What Does n^{-1} Really Represent in Mathematical Terms?

[help1please]

Homework Statement

The problem is stated in the attempt as a solution

Homework Equations

There are none

The Attempt at a Solution

Suppose you have

n^{-1} am I right in thinking this is just \frac{n}{1} so for something like n^{-2} would it be simply \frac{n}{2}?

 

[Dick]

No. Why would you think that? n^(-1)=1/n, n^(-2)=1/n^2.

 

[help1please]

Because in Dimensional analysis, we tend to use the notation ie. MTl^{-2} which would mean that it is mass times time divided by length squared...


mmm... has it got something to do with things like

\epsilon \mu = c^{-2}

such that

\sqrt{\epsilon \mu} = \frac{1}{c}

I could be totally off, mind my ignorance.

 

[Dick]

I have no idea what you are confused about. The definition of n^(-k) where k>=0 is pretty simple. It's 1/n^k. Could you try and explain again?

 

[help1please]

Let's try this again. Let us say, E is energy.

What would be E^{-2} be?

 

[Dick]

Let's try this again. Let us say, E is energy.

What would be E^{-2} be?

It would be 1/E^2. Since energy has units M*L^2/T^2, E^2 has units M^2*L^4/T^4. So 1/E^2 would have units T^4/(M^2*L^4). Wouldn't it?

 

[help1please]

In fact let's do this another way. I was reading about the dirac operator

D(\psi) = \hbar^2 R^{-2} \psi(x)

How does R^{-2} read to you? Just 1/R^2 like you said before?

 

[Ray Vickson]

In fact let's do this another way. I was reading about the dirac operator

D(\psi) = \hbar^2 R^{-2} \psi(x)

How does R^{-2} read to you? Just 1/R^2 like you said before?

If R is a number, then YES, it is just 1/R². If R is an operator, then NO, it means something different.

RGV

 

[help1please]

R is taken to be a radius or a length.

 

[HallsofIvy]

Because in Dimensional analysis, we tend to use the notation ie. MTl^{-2} which would mean that it is mass times time divided by length squared...
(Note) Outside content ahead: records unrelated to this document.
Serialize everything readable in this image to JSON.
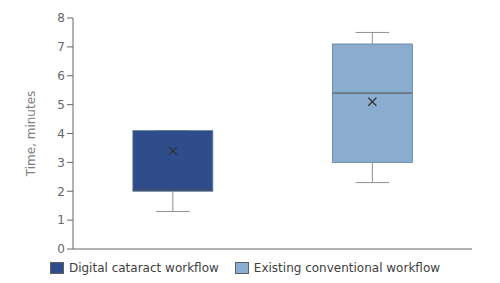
{
  "chart_data": {
    "type": "box",
    "ylabel": "Time, minutes",
    "ylim": [
      0,
      8
    ],
    "yticks": [
      0,
      1,
      2,
      3,
      4,
      5,
      6,
      7,
      8
    ],
    "grid": false,
    "legend": "bottom",
    "tick_labels": "y",
    "marker": "x",
    "series": [
      {
        "name": "Digital cataract workflow",
        "color": "#2e4d8a",
        "whislo": 1.3,
        "q1": 2.0,
        "med": 2.05,
        "q3": 4.1,
        "whishi": 4.1,
        "mean": 3.4
      },
      {
        "name": "Existing conventional workflow",
        "color": "#8aacce",
        "whislo": 2.3,
        "q1": 3.0,
        "med": 5.4,
        "q3": 7.1,
        "whishi": 7.5,
        "mean": 5.1
      }
    ]
  }
}
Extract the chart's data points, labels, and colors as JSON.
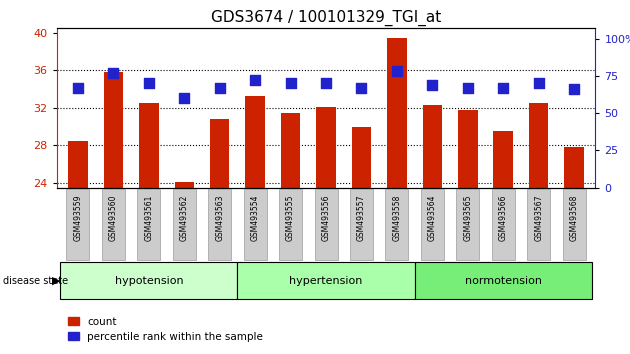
{
  "title": "GDS3674 / 100101329_TGI_at",
  "samples": [
    "GSM493559",
    "GSM493560",
    "GSM493561",
    "GSM493562",
    "GSM493563",
    "GSM493554",
    "GSM493555",
    "GSM493556",
    "GSM493557",
    "GSM493558",
    "GSM493564",
    "GSM493565",
    "GSM493566",
    "GSM493567",
    "GSM493568"
  ],
  "counts": [
    28.5,
    35.8,
    32.5,
    24.1,
    30.8,
    33.3,
    31.5,
    32.1,
    30.0,
    39.5,
    32.3,
    31.8,
    29.5,
    32.5,
    27.8
  ],
  "percentiles": [
    67,
    77,
    70,
    60,
    67,
    72,
    70,
    70,
    67,
    78,
    69,
    67,
    67,
    70,
    66
  ],
  "ylim_left": [
    23.5,
    40.5
  ],
  "ylim_right": [
    0,
    107
  ],
  "yticks_left": [
    24,
    28,
    32,
    36,
    40
  ],
  "yticks_right": [
    0,
    25,
    50,
    75,
    100
  ],
  "bar_color": "#cc2200",
  "dot_color": "#2222cc",
  "groups": [
    {
      "label": "hypotension",
      "start": 0,
      "end": 4,
      "color": "#ccffcc"
    },
    {
      "label": "hypertension",
      "start": 5,
      "end": 9,
      "color": "#aaffaa"
    },
    {
      "label": "normotension",
      "start": 10,
      "end": 14,
      "color": "#77ee77"
    }
  ],
  "legend_count_label": "count",
  "legend_percentile_label": "percentile rank within the sample",
  "disease_state_label": "disease state",
  "bar_width": 0.55,
  "dot_size": 45,
  "background_color": "#ffffff",
  "tick_label_bg": "#cccccc"
}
Yes, "divided by length squared" which contradicts what you wrote! MTl²= MT/l², Not "MTl/2".

mmm... has it got something to do with things like

\epsilon \mu = c^{-2}

such that

\sqrt{\epsilon \mu} = \frac{1}{c}

I could be totally off, mind my ignorance.

You are making this much too difficult- \epsilon\mu= \frac{1}{c^2} which again contradicts what you said originally.